Positive feedback for high barrier products at InnoPack 2016

L-R: Nandhini S. Kumar, manager – exports, Sanjeev Flexi Pack and Mitesh Shah, managing director, Sanjeev Flexi Pack. Photo PSA

Sanjeev Flexi Pack has been predominantly focussing on the food and FMCG sectors until now. The Mumbai-based firm is now aggressively looking at meeting the demands of clients in the pharma industry as well. Sanjeev Flexi Pack manufactures laminated rolls, a variety of laminated pouches and carry bags. Its manufacturing unit is located in the suburbs of Bhiwandi. The state-of the-art plant has an in-house designing and prepress studio. Some of the machinery and equipment include a rotogravure printing line and digital press, solvent based as well as solvent less lamination machines, and converting equipment like slitting, seaming, cutting, pouching, bag making and inspection machines.
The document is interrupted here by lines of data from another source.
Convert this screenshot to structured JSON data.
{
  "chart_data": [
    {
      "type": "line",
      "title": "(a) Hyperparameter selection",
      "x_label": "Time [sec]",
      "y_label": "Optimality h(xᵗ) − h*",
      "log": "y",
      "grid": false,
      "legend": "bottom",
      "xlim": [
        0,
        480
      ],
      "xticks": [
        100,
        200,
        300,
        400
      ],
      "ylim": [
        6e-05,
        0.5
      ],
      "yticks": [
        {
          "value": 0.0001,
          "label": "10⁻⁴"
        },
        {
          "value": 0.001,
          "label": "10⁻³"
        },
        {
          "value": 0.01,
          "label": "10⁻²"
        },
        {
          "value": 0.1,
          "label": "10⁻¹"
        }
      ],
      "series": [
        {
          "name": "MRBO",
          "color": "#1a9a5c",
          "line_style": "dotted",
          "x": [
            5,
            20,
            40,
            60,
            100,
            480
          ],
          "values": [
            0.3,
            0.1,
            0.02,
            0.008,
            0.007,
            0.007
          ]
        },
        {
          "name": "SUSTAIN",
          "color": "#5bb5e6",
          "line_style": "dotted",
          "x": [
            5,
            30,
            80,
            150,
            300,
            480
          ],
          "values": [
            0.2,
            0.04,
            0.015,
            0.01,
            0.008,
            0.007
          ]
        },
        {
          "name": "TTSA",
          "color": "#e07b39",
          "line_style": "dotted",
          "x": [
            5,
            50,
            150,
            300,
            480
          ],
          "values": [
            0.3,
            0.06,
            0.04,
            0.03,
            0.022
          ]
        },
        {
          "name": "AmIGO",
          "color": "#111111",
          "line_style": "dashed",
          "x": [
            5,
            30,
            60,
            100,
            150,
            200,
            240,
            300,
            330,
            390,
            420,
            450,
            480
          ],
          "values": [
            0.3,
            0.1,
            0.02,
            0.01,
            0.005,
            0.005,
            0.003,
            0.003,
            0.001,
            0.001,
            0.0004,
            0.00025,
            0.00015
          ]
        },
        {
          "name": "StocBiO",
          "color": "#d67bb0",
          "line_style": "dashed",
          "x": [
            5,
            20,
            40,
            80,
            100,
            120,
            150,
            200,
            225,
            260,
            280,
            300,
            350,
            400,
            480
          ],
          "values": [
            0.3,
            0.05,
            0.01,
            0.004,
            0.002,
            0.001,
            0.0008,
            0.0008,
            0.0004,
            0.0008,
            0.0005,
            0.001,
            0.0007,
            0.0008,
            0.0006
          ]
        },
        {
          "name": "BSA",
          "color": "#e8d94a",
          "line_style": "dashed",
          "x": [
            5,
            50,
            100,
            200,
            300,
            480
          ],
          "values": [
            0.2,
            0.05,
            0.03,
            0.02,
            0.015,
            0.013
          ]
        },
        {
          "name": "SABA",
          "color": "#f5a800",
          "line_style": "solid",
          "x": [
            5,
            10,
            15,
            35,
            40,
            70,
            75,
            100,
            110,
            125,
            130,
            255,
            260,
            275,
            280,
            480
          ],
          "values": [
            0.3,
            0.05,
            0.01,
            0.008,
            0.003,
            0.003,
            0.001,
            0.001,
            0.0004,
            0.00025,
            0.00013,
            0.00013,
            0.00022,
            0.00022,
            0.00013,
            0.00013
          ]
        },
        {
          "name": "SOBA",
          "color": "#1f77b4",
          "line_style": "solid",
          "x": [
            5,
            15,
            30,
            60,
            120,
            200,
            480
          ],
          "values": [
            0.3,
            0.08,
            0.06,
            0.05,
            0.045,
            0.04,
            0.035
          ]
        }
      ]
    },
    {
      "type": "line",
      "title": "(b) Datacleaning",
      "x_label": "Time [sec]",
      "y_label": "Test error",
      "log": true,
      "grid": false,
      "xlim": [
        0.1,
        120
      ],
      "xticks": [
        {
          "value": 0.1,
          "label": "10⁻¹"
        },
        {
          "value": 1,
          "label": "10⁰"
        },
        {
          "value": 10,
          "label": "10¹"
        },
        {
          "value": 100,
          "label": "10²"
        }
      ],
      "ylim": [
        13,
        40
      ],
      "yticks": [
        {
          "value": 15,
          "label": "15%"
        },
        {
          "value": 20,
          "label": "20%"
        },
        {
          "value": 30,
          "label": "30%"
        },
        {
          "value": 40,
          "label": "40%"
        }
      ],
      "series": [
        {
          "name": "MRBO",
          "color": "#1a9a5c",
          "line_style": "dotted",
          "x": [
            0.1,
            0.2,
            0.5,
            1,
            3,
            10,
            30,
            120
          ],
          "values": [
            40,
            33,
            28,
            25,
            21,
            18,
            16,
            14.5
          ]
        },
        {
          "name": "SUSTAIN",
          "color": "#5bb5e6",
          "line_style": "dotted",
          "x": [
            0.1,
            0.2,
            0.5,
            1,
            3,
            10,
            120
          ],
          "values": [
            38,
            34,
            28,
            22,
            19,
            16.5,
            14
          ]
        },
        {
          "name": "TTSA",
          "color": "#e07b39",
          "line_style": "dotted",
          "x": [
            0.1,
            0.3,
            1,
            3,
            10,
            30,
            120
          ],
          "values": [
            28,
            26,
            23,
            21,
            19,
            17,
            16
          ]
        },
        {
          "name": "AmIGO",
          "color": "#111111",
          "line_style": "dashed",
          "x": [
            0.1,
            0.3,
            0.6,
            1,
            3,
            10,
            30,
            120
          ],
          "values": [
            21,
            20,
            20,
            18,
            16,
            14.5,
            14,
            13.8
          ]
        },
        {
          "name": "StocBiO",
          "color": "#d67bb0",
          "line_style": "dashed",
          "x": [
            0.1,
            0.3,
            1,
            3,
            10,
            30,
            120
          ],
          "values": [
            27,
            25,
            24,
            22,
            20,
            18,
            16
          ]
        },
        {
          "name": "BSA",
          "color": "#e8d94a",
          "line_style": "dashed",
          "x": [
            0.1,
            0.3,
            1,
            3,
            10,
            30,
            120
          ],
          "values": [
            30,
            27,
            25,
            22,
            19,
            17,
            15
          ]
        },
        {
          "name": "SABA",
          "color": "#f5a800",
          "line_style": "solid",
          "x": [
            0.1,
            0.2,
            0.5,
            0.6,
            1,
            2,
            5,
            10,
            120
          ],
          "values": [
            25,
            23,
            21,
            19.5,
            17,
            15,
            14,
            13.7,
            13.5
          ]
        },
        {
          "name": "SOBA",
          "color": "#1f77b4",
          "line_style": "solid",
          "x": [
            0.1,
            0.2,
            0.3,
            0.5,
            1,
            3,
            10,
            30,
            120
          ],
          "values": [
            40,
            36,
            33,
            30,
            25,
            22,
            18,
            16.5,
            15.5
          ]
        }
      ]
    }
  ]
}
“We have a few clients from the pharma industry but in the overall scheme of things we have not paid much attention to the industry. We have always received traction from food companies. We want to change that because we feel we have some very good products which will appeal to the pharma industry,” says Nandhini S. Kumar, manager – exports, Sanjeev Flexi Pack. The company participated in InnoPack 2016 by putting up a stand at the event. “Coming at InnoPack was a step to get a firmer footing in the pharma industry.”

For players in the pharma industry, Sanjeev Flexi Pack has high barrier products which are suitable for specialized applications. In addition to this Sanjeev makes aluminium foils and EVOH products that will be of interest to the pharma industry. Another interesting product, especially for makers of nutritional products, is spouted pouches. A product which has received good feedback from the food industry is the 25 kg foil bag which is used to pack high hydroscopic contents such as fish food material. Kumar feels this could be of great interest to the pharma industry.

In terms of the company’s engagement with the pharma industry, Sanjeev is currently dealing with global aid agencies and providing solutions that are meant for poorer African nations. Overseas is where the company derives its majority of business from. Exports make up close to 60 to 65% of the business while the rest comes from the Indian market.

“Dealing with clients from the pharma industry will also provide a chance to grow further in the domestic market given how big the Indian pharma industry is,” Kumar says. Talking about InnoPack, Kumar said she was able to receive some good feedback about the products. “We met many people from the development department of the pharma companies and discussed how and what we can do for these companies.”